Santralin mühürlenmesine neden olan ve Samsun 3. İdare Mahkemesi’nce verilen durdurma kararı, Danıştay tarafından bozuldu. Yüksek mahkeme, santralin kapatılmasına gerekçe gösterilen bilirkişi raporunun "hükme esas alınamayacak düzeyde yetersiz" olduğunu vurguladı.
Bilirkişi Yetersizliği Karara Damga Vurdu
Danıştay, santralin faaliyetinin durdurulmasına neden olan bilirkişi raporunun yetersizliğine dikkat çekerken, söz konusu raporun az sayıda uzmanın katılımıyla hazırlandığını ve çok yönlü bir teknik değerlendirme içermediğini belirtti. Gerekçeli kararda, bu tür önemli çevresel ve ekonomik yatırımların değerlendirilmesinde daha kapsamlı, uzmanlık düzeyi yüksek ve çok disiplinli bilirkişi heyetlerinin görev alması gerektiği ifade edildi.
Yer Seçimi ve İmar Planında Sorun Yok
Kararda ayrıca, santralin bulunduğu alanın yer seçimi ve imar planıyla ilgili herhangi bir hukuki ya da teknik sorun bulunmadığı da oy birliğiyle hükme bağlandı. Bu da santralin planlama sürecinde mevzuata uygun hareket edildiğini gösteriyor.
Yatırım ve İstihdam Vurgusu
Kararın ardından kamuoyunda, bilirkişi raporlarının yatırımları geciktirdiği ve ekonomik kayıplara yol açtığı yönündeki eleştiriler gündeme geldi. Santral yatırımıyla birlikte bölgedeki istihdamın artacağı ve yerli enerji üretimine katkı sağlanacağı belirtilirken, “Yatırımlar daha sağlam gerekçelerle durdurulmalı. Bu karar zaman kaybını da gözler önüne serdi” görüşleri öne çıktı.

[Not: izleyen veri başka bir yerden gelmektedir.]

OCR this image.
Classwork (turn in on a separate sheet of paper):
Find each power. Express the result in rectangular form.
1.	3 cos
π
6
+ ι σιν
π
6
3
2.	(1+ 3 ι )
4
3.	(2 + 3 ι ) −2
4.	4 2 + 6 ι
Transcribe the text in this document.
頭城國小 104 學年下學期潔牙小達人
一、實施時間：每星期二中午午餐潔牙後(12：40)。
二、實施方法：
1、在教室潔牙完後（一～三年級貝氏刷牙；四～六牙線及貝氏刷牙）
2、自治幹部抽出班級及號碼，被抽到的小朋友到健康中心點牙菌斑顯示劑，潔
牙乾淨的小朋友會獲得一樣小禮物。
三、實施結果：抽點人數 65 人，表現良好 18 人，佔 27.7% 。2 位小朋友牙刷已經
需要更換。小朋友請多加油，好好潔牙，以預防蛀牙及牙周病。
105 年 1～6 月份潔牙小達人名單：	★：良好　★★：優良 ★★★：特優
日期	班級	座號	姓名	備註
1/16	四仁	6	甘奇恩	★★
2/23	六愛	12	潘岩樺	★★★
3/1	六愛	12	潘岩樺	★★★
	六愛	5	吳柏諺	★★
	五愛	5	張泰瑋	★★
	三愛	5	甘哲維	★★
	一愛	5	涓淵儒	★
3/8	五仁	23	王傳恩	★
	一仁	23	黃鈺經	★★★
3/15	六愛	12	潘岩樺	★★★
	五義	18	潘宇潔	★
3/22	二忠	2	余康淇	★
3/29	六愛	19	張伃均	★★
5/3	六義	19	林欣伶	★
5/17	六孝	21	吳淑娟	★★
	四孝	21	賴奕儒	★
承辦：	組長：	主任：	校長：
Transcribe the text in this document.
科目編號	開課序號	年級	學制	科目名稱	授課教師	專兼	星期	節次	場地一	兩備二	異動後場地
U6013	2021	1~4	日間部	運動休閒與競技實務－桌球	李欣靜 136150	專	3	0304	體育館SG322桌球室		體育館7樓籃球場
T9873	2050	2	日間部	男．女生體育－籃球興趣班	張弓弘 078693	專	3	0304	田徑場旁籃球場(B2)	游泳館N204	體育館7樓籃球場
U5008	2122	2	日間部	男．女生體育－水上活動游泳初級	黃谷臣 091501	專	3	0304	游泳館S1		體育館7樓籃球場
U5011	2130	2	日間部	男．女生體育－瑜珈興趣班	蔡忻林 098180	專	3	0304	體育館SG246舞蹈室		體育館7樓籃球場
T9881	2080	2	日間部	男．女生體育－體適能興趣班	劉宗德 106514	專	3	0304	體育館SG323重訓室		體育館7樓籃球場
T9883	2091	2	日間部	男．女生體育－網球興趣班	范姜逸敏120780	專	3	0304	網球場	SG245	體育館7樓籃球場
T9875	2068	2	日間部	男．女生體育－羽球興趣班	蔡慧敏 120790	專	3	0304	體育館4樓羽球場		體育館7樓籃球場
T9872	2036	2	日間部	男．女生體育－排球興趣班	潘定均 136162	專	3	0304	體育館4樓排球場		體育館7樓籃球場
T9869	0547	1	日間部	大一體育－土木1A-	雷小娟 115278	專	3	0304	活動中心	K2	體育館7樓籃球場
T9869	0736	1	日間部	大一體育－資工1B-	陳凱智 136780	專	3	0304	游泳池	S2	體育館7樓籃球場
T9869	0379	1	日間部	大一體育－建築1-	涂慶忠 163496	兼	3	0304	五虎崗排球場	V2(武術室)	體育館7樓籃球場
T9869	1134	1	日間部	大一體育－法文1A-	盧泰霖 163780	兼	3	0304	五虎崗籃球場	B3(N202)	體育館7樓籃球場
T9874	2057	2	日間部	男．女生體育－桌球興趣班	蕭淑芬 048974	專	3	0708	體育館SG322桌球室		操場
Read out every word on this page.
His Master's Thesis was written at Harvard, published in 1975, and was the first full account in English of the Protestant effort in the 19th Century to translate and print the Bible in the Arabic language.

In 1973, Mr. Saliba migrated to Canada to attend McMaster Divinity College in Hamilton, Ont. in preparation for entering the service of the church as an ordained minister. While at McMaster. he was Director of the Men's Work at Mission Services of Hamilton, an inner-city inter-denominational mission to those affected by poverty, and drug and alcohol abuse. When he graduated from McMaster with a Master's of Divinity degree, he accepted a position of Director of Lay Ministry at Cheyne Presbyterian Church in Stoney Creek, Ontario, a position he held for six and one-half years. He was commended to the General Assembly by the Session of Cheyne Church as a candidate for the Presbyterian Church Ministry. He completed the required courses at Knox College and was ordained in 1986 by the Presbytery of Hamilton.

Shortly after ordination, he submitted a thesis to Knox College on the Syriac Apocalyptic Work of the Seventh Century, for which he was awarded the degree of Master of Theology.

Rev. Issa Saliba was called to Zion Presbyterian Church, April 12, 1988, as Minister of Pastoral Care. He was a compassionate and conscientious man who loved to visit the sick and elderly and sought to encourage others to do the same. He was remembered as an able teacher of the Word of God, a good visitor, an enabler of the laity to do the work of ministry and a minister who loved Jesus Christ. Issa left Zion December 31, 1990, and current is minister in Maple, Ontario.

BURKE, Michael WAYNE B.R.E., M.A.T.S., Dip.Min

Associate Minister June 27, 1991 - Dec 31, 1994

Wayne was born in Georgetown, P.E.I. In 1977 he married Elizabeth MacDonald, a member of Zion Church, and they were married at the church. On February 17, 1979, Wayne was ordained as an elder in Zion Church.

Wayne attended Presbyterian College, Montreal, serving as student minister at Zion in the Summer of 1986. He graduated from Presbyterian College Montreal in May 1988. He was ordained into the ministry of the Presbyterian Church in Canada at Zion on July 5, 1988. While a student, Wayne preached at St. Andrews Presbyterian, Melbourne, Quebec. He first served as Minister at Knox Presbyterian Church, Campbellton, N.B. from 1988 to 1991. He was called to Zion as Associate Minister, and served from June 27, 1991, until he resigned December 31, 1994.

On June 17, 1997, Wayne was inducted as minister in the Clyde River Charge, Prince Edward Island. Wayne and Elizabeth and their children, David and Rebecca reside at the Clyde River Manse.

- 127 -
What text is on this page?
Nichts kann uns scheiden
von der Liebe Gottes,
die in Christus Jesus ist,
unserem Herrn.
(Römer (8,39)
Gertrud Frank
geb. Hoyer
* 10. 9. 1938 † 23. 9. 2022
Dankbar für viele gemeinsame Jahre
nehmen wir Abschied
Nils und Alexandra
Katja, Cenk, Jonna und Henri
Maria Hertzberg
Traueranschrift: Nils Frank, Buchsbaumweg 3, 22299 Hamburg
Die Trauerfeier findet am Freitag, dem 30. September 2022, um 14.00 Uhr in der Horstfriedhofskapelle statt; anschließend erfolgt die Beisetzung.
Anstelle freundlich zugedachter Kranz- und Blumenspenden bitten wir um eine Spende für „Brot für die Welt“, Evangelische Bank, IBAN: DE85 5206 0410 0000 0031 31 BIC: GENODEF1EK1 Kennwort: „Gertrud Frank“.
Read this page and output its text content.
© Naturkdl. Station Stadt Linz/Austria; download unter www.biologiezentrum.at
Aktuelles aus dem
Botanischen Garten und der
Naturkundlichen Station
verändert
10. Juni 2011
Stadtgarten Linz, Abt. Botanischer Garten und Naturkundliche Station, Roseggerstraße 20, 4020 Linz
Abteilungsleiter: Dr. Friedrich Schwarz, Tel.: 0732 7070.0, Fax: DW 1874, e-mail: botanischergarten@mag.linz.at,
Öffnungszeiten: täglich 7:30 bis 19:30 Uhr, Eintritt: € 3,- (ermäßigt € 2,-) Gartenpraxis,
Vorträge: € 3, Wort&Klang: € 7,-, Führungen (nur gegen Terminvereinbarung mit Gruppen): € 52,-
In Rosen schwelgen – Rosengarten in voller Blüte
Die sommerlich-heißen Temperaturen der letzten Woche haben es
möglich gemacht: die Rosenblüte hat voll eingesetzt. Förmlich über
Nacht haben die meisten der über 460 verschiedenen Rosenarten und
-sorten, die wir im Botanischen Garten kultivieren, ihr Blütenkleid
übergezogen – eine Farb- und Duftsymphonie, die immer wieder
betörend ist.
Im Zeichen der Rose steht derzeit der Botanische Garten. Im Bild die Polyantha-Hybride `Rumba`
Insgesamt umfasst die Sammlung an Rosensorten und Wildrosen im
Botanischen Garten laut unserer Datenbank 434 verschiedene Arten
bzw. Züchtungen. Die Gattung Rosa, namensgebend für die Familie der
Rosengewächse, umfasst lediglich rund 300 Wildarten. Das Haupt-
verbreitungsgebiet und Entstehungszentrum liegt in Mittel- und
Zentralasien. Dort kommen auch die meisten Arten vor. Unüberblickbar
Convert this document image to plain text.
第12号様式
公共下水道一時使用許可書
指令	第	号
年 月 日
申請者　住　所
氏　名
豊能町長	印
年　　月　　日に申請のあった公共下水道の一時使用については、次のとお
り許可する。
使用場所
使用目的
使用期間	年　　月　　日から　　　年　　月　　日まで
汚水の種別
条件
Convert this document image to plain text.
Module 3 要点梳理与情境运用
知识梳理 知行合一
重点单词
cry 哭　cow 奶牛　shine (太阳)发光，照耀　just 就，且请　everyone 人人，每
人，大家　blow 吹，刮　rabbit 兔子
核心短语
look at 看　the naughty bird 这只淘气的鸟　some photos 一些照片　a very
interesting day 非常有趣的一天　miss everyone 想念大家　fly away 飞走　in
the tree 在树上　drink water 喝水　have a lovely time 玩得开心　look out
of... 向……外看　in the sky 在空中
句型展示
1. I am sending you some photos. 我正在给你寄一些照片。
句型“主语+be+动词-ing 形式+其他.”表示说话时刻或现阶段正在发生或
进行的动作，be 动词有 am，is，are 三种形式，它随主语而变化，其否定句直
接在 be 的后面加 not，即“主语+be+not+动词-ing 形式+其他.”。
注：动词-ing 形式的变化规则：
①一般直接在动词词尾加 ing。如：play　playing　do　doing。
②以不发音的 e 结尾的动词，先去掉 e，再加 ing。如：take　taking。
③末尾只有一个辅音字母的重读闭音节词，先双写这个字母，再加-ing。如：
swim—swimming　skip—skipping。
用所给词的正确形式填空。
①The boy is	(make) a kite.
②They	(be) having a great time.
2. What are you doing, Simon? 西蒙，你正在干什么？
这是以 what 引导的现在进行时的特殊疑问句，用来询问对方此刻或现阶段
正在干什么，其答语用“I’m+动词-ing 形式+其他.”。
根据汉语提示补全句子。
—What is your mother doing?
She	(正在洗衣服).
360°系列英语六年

Danıştay Kararı Üzerinden Çarpıtma İddiaları
Öte yandan bazı çevrelerin, Danıştay’ın kararını “yeniden bilirkişi istendi” şeklinde yorumladığı, ancak gerekçeli kararda bunun açıkça yer almadığı ve bu yorumların çarpıtma niteliği taşıdığı da ifade edildi. Danıştay, mevcut bilirkişi raporunun yeterli görülmediğini, ancak doğrudan yeni bir bilirkişi heyeti atanmasına hükmetmediğini belirtti.